There has been no racing action held since the nationwide lockdown. Sure, the IATF made an amendment allowing some non-contact sports to resume. However, there was no mention of motorsport. So, is it permitted in the first place? The Automobile Association of the Philippines (AAP) Motorsport Department has this to say.
Since motorsport is technically a non-contact sport, it is technically allowed. However, don't expect to see any tournaments to restart this year. Because of Joint Administrative Order 2020-0001, any non-contact sport cannot hold any event. According to JAO Part 5, No. 3, “Non-professional sporting events such as tournaments, competitive events, and athletic meets shall not be permitted.”
Be it time trials, grid races, or rallies, the government will not allow any racing competitions to be held while the country is in quarantine. However, you can go to your nearest race track and hone your skills with a few practice laps. In JAO Annex A1, B1, it is stated that “Non-contact sports are allowed to hold practice sessions in medium risk (GCQ) and low risk (MGCQ) areas”.
There are six race tracks in the country, namely Clark International Speedway, Batangas Racing Circuit, Tarlac Circuit Hill, Carmona Racing Circuit, Palawan International Circuit, and City Kart Racing in Circuit Makati. Among the tracks mentioned, there are two located in GCQ areas. These race tracks are Batangas Racing Circuit and City Kart Racing. The rest are in MGCQ areas.
But just because practice sessions are allowed on circuits, you cannot bring a whole group of people to the track with you. In GCQ areas, there cannot be more than five people in the facility during the sessions. As for MGCQ areas, up to 10 people are allowed. Also, anyone under the age of 21 or over the age of 60 will not be allowed to participate in practices. People with pre-existing heart or lung conditions are not allowed as well.

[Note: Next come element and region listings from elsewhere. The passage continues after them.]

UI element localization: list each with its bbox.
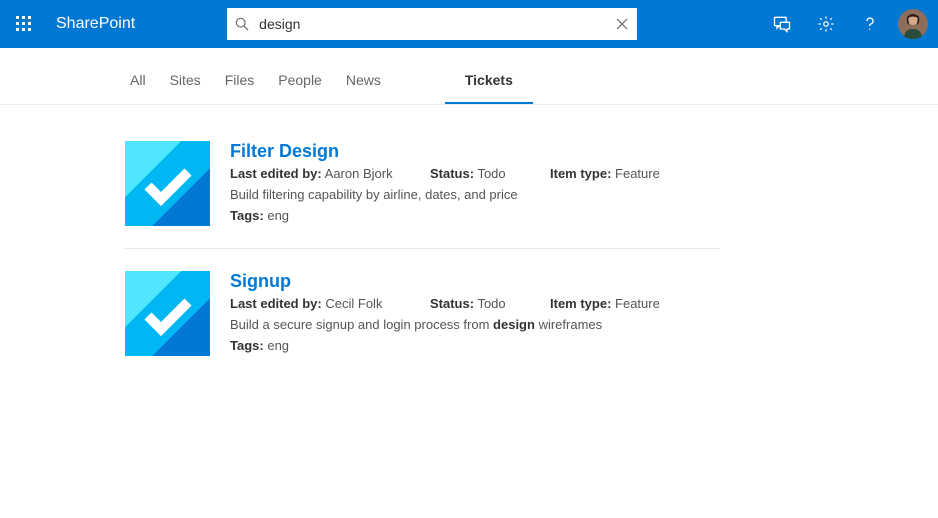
header-actions (760, 0, 938, 48)
meta-label-status: Status: (430, 166, 474, 181)
result-description: Build a secure signup and login process … (230, 317, 720, 332)
result-thumbnail (125, 141, 210, 226)
meta-value-status: Todo (477, 296, 505, 311)
tab-all[interactable]: All (130, 72, 146, 104)
gear-icon (817, 15, 835, 33)
meta-value-status: Todo (477, 166, 505, 181)
result-title-link[interactable]: Filter Design (230, 141, 720, 162)
result-item: Filter Design Last edited by: Aaron Bjor… (125, 141, 720, 249)
meta-label-editor: Last edited by: (230, 296, 322, 311)
meta-label-editor: Last edited by: (230, 166, 322, 181)
close-icon (615, 17, 629, 31)
avatar-image (898, 9, 928, 39)
search-results: Filter Design Last edited by: Aaron Bjor… (0, 105, 720, 378)
result-description: Build filtering capability by airline, d… (230, 187, 720, 202)
meta-label-status: Status: (430, 296, 474, 311)
tab-files[interactable]: Files (225, 72, 255, 104)
clear-search-button[interactable] (615, 17, 629, 31)
search-tabs: All Sites Files People News Tickets (130, 48, 938, 104)
result-tags: Tags: eng (230, 338, 720, 353)
app-launcher-button[interactable] (0, 0, 48, 48)
help-icon (861, 15, 879, 33)
result-title-link[interactable]: Signup (230, 271, 720, 292)
result-item: Signup Last edited by: Cecil Folk Status… (125, 271, 720, 378)
chat-icon (772, 14, 792, 34)
checkmark-icon (143, 166, 193, 206)
feedback-button[interactable] (760, 0, 804, 48)
search-icon (235, 17, 249, 31)
result-body: Signup Last edited by: Cecil Folk Status… (230, 271, 720, 356)
meta-value-editor: Aaron Bjork (325, 166, 393, 181)
tab-tickets[interactable]: Tickets (445, 72, 533, 104)
checkmark-icon (143, 296, 193, 336)
settings-button[interactable] (804, 0, 848, 48)
tab-sites[interactable]: Sites (170, 72, 201, 104)
app-name: SharePoint (56, 15, 135, 33)
meta-label-type: Item type: (550, 166, 611, 181)
meta-value-editor: Cecil Folk (325, 296, 382, 311)
result-body: Filter Design Last edited by: Aaron Bjor… (230, 141, 720, 226)
tab-people[interactable]: People (278, 72, 322, 104)
user-avatar[interactable] (898, 9, 928, 39)
search-tabs-bar: All Sites Files People News Tickets (0, 48, 938, 105)
app-header: SharePoint (0, 0, 938, 48)
help-button[interactable] (848, 0, 892, 48)
result-thumbnail (125, 271, 210, 356)
meta-value-type: Feature (615, 166, 660, 181)
result-meta: Last edited by: Aaron Bjork Status: Todo… (230, 166, 720, 181)
waffle-icon (16, 16, 32, 32)
result-meta: Last edited by: Cecil Folk Status: Todo … (230, 296, 720, 311)
meta-label-type: Item type: (550, 296, 611, 311)
result-tags: Tags: eng (230, 208, 720, 223)
tab-news[interactable]: News (346, 72, 381, 104)
search-input[interactable] (257, 15, 615, 33)
meta-value-type: Feature (615, 296, 660, 311)
search-box[interactable] (227, 8, 637, 40)
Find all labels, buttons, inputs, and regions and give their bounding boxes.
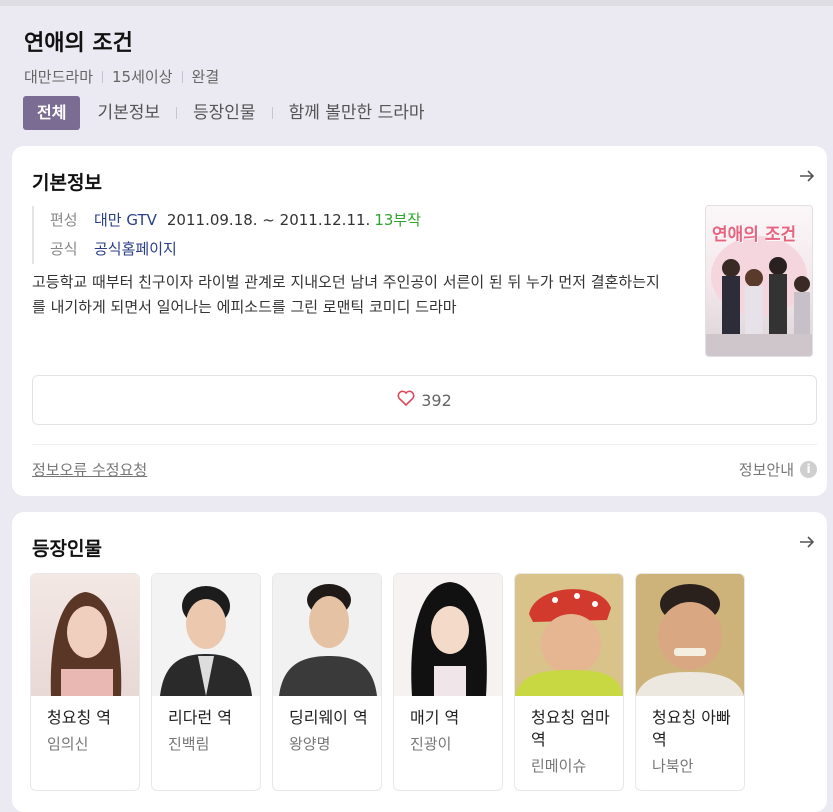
arrow-right-icon[interactable] — [797, 166, 817, 191]
actor-photo — [636, 574, 744, 696]
cast-title: 등장인물 — [32, 538, 102, 560]
actor-photo — [394, 574, 502, 696]
actor-name: 진백림 — [168, 735, 210, 753]
cast-member[interactable]: 청요칭 역 임의신 — [30, 573, 140, 791]
meta-divider — [181, 70, 183, 83]
member-info: 매기 역 진광이 — [410, 707, 492, 755]
cast-member[interactable]: 딩리웨이 역 왕양명 — [272, 573, 382, 791]
member-info: 청요칭 엄마 역 린메이슈 — [531, 707, 613, 777]
actor-name: 린메이슈 — [531, 757, 587, 775]
role-name: 딩리웨이 역 — [289, 708, 368, 727]
tab-divider — [176, 107, 178, 119]
actor-photo — [515, 574, 623, 696]
cast-member[interactable]: 매기 역 진광이 — [393, 573, 503, 791]
report-error-link[interactable]: 정보오류 수정요청 — [32, 459, 147, 480]
role-name: 매기 역 — [410, 708, 460, 727]
like-count: 392 — [421, 390, 452, 410]
info-rows: 편성 대만 GTV 2011.09.18. ~ 2011.12.11. 13부작… — [32, 206, 421, 264]
basic-info-title: 기본정보 — [32, 172, 102, 194]
broadcast-label: 편성 — [50, 211, 78, 229]
basic-info-card: 기본정보 편성 대만 GTV 2011.09.18. ~ 2011.12.11.… — [12, 146, 827, 496]
meta-rating: 15세이상 — [112, 68, 173, 86]
cast-list: 청요칭 역 임의신 리다런 역 진백림 딩리웨이 역 왕양명 매기 역 진광이 … — [30, 573, 756, 791]
official-label: 공식 — [50, 240, 78, 258]
actor-name: 임의신 — [47, 735, 89, 753]
member-info: 리다런 역 진백림 — [168, 707, 250, 755]
actor-photo — [152, 574, 260, 696]
tab-all[interactable]: 전체 — [23, 96, 81, 130]
role-name: 리다런 역 — [168, 708, 232, 727]
cast-member[interactable]: 청요칭 엄마 역 린메이슈 — [514, 573, 624, 791]
official-row: 공식 공식홈페이지 — [50, 235, 421, 264]
tab-basic-info[interactable]: 기본정보 — [97, 96, 160, 130]
member-info: 청요칭 아빠 역 나북안 — [652, 707, 734, 777]
drama-header: 연애의 조건 대만드라마 15세이상 완결 — [24, 28, 833, 87]
tab-recommended-dramas[interactable]: 함께 볼만한 드라마 — [289, 96, 425, 130]
cast-card: 등장인물 청요칭 역 임의신 리다런 역 진백림 딩리웨이 역 왕양명 매기 역… — [12, 512, 827, 812]
meta-genre: 대만드라마 — [24, 68, 94, 86]
tab-divider — [271, 107, 273, 119]
meta-status: 완결 — [191, 68, 220, 86]
synopsis: 고등학교 때부터 친구이자 라이벌 관계로 지내오던 남녀 주인공이 서른이 된… — [32, 273, 660, 316]
cast-member[interactable]: 청요칭 아빠 역 나북안 — [635, 573, 745, 791]
role-name: 청요칭 아빠 역 — [652, 708, 731, 749]
info-guide-label: 정보안내 — [738, 461, 794, 479]
like-button[interactable]: 392 — [32, 375, 817, 425]
arrow-right-icon[interactable] — [797, 532, 817, 557]
actor-name: 왕양명 — [289, 735, 331, 753]
poster-title: 연애의 조건 — [712, 225, 797, 245]
drama-poster[interactable]: 연애의 조건 — [705, 205, 813, 357]
official-homepage-link[interactable]: 공식홈페이지 — [94, 235, 177, 264]
top-border — [0, 0, 833, 6]
info-icon: i — [800, 461, 817, 478]
broadcast-dates: 2011.09.18. ~ 2011.12.11. — [166, 211, 371, 229]
divider — [32, 444, 817, 445]
tab-bar: 전체 기본정보 등장인물 함께 볼만한 드라마 — [23, 96, 425, 130]
cast-member[interactable]: 리다런 역 진백림 — [151, 573, 261, 791]
actor-photo — [31, 574, 139, 696]
page-title: 연애의 조건 — [24, 31, 133, 56]
actor-name: 나북안 — [652, 757, 694, 775]
role-name: 청요칭 엄마 역 — [531, 708, 610, 749]
heart-icon — [397, 390, 415, 411]
actor-name: 진광이 — [410, 735, 452, 753]
actor-photo — [273, 574, 381, 696]
role-name: 청요칭 역 — [47, 708, 111, 727]
member-info: 딩리웨이 역 왕양명 — [289, 707, 371, 755]
meta-divider — [102, 70, 104, 83]
episode-count: 13부작 — [374, 211, 421, 229]
channel-link[interactable]: 대만 GTV — [94, 206, 157, 235]
info-guide-button[interactable]: 정보안내 i — [739, 459, 817, 480]
member-info: 청요칭 역 임의신 — [47, 707, 129, 755]
tab-characters[interactable]: 등장인물 — [193, 96, 256, 130]
broadcast-row: 편성 대만 GTV 2011.09.18. ~ 2011.12.11. 13부작 — [50, 206, 421, 235]
drama-meta: 대만드라마 15세이상 완결 — [24, 66, 833, 87]
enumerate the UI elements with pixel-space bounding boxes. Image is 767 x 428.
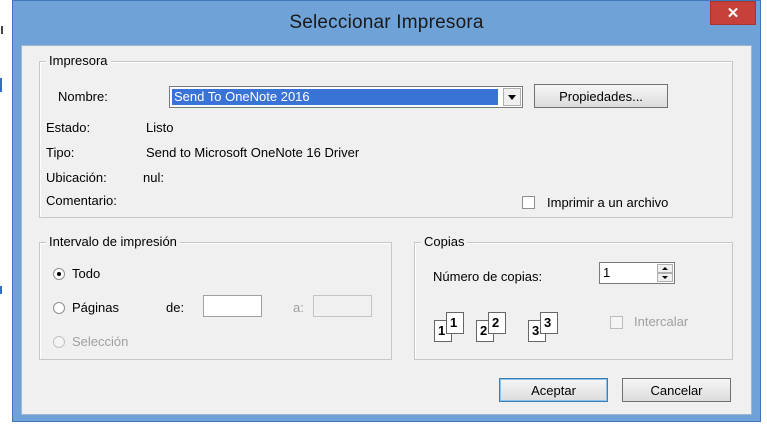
dialog-title: Seleccionar Impresora (289, 12, 484, 33)
background-mark (1, 26, 6, 34)
print-to-file-label[interactable]: Imprimir a un archivo (547, 195, 668, 211)
copies-count-label: Número de copias: (433, 269, 543, 284)
title-bar: Seleccionar Impresora ✕ (13, 1, 760, 45)
spinner-buttons (657, 264, 673, 282)
close-button[interactable]: ✕ (710, 1, 756, 25)
comment-label: Comentario: (46, 193, 117, 208)
properties-button[interactable]: Propiedades... (534, 84, 668, 108)
range-all-label[interactable]: Todo (72, 266, 100, 282)
ok-button[interactable]: Aceptar (499, 378, 608, 402)
print-to-file-checkbox[interactable] (522, 196, 535, 209)
printer-group-title: Impresora (46, 53, 111, 69)
status-label: Estado: (46, 120, 91, 135)
spin-down-button[interactable] (657, 273, 673, 282)
printer-name-value: Send To OneNote 2016 (172, 89, 498, 105)
type-value: Send to Microsoft OneNote 16 Driver (146, 145, 360, 160)
properties-button-label: Propiedades... (559, 88, 643, 104)
range-from-input[interactable] (203, 295, 262, 317)
chevron-down-icon (662, 276, 668, 279)
close-icon: ✕ (726, 5, 740, 22)
range-selection-radio[interactable] (53, 336, 65, 348)
copies-count-value: 1 (603, 265, 611, 280)
cancel-button-label: Cancelar (650, 382, 703, 398)
background-accent (0, 78, 2, 92)
printer-name-label: Nombre: (58, 89, 108, 104)
chevron-down-icon (508, 94, 516, 100)
print-range-group: Intervalo de impresión Todo Páginas de: … (39, 234, 392, 360)
collate-page-icon: 2 (488, 312, 506, 334)
print-dialog: Seleccionar Impresora ✕ Impresora Nombre… (12, 0, 761, 422)
status-value: Listo (146, 120, 174, 135)
range-pages-radio[interactable] (53, 302, 65, 314)
background-accent (0, 286, 2, 294)
range-all-radio[interactable] (53, 268, 65, 280)
collate-label: Intercalar (634, 314, 689, 329)
range-pages-label[interactable]: Páginas (72, 300, 119, 316)
background-window-edge (0, 0, 12, 428)
ok-button-label: Aceptar (531, 382, 576, 398)
dialog-client-area: Impresora Nombre: Send To OneNote 2016 P… (21, 45, 752, 415)
chevron-up-icon (662, 267, 668, 270)
spin-up-button[interactable] (657, 264, 673, 273)
collate-page-icon: 1 (446, 312, 464, 334)
cancel-button[interactable]: Cancelar (622, 378, 731, 402)
location-label: Ubicación: (46, 170, 107, 185)
collate-icon: 1 1 2 2 3 3 (434, 312, 584, 346)
print-range-group-title: Intervalo de impresión (46, 234, 180, 250)
printer-dropdown-button[interactable] (503, 88, 521, 106)
printer-group: Impresora Nombre: Send To OneNote 2016 P… (39, 53, 733, 218)
type-label: Tipo: (46, 145, 75, 160)
range-to-input[interactable] (313, 295, 372, 317)
range-to-label: a: (293, 300, 304, 315)
collate-page-icon: 3 (540, 312, 558, 334)
location-value: nul: (143, 170, 164, 185)
range-selection-label: Selección (72, 334, 129, 349)
printer-name-select[interactable]: Send To OneNote 2016 (169, 86, 523, 108)
range-from-label: de: (166, 300, 185, 315)
copies-group-title: Copias (421, 234, 468, 250)
collate-checkbox[interactable] (610, 316, 623, 329)
copies-count-spinner[interactable]: 1 (599, 262, 675, 284)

At the moment, it is unlikely that there will be any motorsport event within the next couple of months. But if it's any consolation, some of us can get back to the racetracks to practice. That said, the AAP Motorsport Division is asking the government to give racing an exemption from the JAO guidelines. For instance, they argue that racing is one of the first sporting events to resume this year; just look at Formula 1 and NASCAR. It's a valid point, but it's up to the government to approve AAP's appeal to allow racing in the country again.